Gouts of flame burst from James’ hand, engulfing his uncle before the sorcerer could recover from my mental invasion. Terry’s rich crimson robes burst alight like paper. He fell to the floor, writhing and screaming in an agony I don’t want to imagine.
James walked around the broken pillars and continued pouring flame on this uncle. The boy’s face terrified me. He was gleeful, reveling in his moment of revenge. When he was satisfied that he had barbequed his uncle sufficiently, James turned his flames on the building, setting fire to everything that would burn.
“James,” I said. He couldn’t hear me. “James! JAMES!”
My scream brought him out of his reverie. Smoke filled the warehouse. Even seated on the floor as I was, it was getting uncomfortably hot.
“Help me get out of here,” I said, using the barrier to try to stand, “before you roast us alive.”
The flames roared around us as James lifted me up and put my good arm over his shoulder. We made it through the hole in the back wall as the inferno grew in its wild rage.
We stopped long enough to grab my cane. Finally outside, we laid down on the wet grass.

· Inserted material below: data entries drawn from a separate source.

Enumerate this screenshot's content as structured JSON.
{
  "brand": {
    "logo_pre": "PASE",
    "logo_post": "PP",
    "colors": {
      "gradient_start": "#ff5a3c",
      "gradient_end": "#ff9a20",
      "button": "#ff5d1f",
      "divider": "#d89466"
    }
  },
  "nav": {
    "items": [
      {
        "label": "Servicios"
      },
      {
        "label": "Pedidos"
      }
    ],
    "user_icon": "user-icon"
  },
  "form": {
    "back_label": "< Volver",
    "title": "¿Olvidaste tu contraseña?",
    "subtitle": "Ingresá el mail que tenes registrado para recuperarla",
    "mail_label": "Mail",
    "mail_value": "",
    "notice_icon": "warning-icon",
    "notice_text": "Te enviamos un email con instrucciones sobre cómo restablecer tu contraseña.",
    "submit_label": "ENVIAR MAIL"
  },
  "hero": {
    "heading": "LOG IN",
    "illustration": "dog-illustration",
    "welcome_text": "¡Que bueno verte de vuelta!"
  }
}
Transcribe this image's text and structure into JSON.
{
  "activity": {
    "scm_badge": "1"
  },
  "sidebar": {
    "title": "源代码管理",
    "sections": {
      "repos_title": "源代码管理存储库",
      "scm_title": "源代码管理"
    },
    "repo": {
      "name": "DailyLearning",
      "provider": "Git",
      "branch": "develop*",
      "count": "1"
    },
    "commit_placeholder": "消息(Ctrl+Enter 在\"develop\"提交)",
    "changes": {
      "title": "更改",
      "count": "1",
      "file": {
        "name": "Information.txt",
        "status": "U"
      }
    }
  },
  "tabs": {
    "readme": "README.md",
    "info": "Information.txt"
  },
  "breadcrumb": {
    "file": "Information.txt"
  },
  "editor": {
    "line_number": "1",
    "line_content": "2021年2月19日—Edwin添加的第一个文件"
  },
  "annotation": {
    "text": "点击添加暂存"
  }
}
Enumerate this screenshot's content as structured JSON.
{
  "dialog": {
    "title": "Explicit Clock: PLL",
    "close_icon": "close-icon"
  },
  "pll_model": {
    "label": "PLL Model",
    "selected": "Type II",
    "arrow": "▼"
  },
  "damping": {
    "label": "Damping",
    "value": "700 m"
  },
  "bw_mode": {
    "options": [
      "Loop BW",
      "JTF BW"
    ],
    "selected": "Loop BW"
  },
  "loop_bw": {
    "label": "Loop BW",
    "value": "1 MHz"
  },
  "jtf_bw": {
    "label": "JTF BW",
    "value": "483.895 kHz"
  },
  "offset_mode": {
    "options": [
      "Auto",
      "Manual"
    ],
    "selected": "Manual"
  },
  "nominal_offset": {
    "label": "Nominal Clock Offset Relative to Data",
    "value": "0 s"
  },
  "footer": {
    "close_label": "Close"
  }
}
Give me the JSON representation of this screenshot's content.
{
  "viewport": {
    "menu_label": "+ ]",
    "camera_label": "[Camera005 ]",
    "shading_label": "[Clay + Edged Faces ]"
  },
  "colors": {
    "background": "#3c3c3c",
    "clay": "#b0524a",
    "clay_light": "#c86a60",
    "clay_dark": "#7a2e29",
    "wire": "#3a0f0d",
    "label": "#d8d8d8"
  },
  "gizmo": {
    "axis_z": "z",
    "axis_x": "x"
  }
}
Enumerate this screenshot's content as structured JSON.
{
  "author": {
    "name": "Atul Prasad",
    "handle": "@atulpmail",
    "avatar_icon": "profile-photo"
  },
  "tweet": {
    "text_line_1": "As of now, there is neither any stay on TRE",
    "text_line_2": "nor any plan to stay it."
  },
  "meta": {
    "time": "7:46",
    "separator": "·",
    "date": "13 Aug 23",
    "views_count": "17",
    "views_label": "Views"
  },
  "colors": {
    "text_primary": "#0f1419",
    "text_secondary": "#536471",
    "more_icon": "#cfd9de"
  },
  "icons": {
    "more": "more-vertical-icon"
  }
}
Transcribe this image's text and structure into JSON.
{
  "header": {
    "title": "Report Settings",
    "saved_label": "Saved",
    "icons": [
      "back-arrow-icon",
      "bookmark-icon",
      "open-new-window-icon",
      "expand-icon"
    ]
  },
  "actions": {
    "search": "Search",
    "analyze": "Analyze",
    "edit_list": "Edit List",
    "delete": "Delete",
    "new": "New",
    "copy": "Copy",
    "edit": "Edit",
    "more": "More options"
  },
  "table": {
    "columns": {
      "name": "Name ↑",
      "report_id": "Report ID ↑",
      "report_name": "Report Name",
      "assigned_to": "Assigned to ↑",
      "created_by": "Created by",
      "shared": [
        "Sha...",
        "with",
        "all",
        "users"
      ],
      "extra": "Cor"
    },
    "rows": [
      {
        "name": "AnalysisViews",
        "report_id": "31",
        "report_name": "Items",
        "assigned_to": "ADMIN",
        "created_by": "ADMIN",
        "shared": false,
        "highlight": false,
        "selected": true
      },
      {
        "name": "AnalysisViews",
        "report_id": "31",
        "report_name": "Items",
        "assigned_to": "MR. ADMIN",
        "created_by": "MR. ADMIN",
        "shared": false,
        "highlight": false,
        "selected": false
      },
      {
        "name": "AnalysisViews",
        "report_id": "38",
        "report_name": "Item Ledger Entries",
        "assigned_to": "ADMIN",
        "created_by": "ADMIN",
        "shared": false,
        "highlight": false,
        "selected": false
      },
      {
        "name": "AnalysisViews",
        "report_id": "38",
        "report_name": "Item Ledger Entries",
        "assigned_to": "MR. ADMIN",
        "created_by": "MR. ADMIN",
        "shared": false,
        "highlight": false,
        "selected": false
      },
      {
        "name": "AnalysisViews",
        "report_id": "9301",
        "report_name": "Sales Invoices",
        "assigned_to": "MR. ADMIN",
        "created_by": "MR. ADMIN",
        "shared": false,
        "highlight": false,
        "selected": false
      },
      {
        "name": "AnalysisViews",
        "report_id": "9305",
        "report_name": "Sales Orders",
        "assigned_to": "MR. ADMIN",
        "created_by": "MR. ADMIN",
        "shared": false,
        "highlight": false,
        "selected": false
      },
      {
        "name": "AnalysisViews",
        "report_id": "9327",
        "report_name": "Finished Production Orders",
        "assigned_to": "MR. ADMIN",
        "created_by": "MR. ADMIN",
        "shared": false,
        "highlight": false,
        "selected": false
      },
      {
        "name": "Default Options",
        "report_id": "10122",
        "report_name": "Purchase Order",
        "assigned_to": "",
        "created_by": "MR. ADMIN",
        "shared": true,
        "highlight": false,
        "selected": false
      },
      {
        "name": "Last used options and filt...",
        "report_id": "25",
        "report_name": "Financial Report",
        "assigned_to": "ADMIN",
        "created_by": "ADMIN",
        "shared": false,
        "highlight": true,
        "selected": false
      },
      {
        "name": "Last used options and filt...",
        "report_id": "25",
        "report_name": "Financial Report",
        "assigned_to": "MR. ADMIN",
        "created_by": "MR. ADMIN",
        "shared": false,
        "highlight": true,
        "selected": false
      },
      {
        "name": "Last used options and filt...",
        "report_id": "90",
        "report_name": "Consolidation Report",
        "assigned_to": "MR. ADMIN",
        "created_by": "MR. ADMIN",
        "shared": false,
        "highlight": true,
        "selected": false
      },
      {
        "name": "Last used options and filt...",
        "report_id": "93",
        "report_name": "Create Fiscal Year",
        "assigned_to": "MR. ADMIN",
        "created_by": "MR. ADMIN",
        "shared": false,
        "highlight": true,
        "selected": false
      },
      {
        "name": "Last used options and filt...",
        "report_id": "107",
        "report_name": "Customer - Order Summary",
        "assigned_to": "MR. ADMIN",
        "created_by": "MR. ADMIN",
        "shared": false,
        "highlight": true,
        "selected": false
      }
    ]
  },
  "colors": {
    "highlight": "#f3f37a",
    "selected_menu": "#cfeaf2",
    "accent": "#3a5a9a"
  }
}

In the distance, sirens approached.
Chapter 24
My eyes opened to egg-shell white ceiling and sunlight. I looked around to see I was in a hospital bed. My left arm was in a cast. Someone had taken it upon themselves to write “Badass” in black permanent marker on the cast. The sharp pains in my chest told me moving would be ill-advised.
“Finally,” a sharp but sweet female voice said. I looked to my left and, as my vision cleared more, I could see Angela seated there. Marks was sitting next to her, a pair of crutches leaning against the wall. “You sleep like the dead.”
“I look good for a corpse.,” I said. I gave Angela a once-over. She wore comfortable jeans and a plain blue t-shirt. The only evidence she’d recently been in a life-or-death struggle were some bruises and a few scrapes on her face. Lester was also dressed comfortably in sweat pants and a loose sweater, both dark gray. “You okay?” I asked him.
“Nothing serious,” he said, smiling. “Won’t be running any time soon.”
“How long?” I asked, searching the room for a clock. The one on the wall showed just past noon.
“Two days,” replied Angela. “Patricia made a full statement concerning James’ abduction. Between that and Zeke’s statement, we got a search warrant for Terry’s property. He, uh... he kept pieces of their hearts in jars in his fridge.”
“Creepy,” said Lester.
“The whole place was creepy,” she said. “He had these markings carved into the walls all over his house. And all kinds of what profilers called trophies. Little mementos of his kills.”
“The marks were for warding,” I said. “Same as at my place, probably. Anything happen when you broke in the door?”
“First cop had a riot shield,” answered Lester. “It saved his life. There was a small explosion, some kind of incendiary device, the bomb squad figures. Never found a piece of it, though. He’s okay.”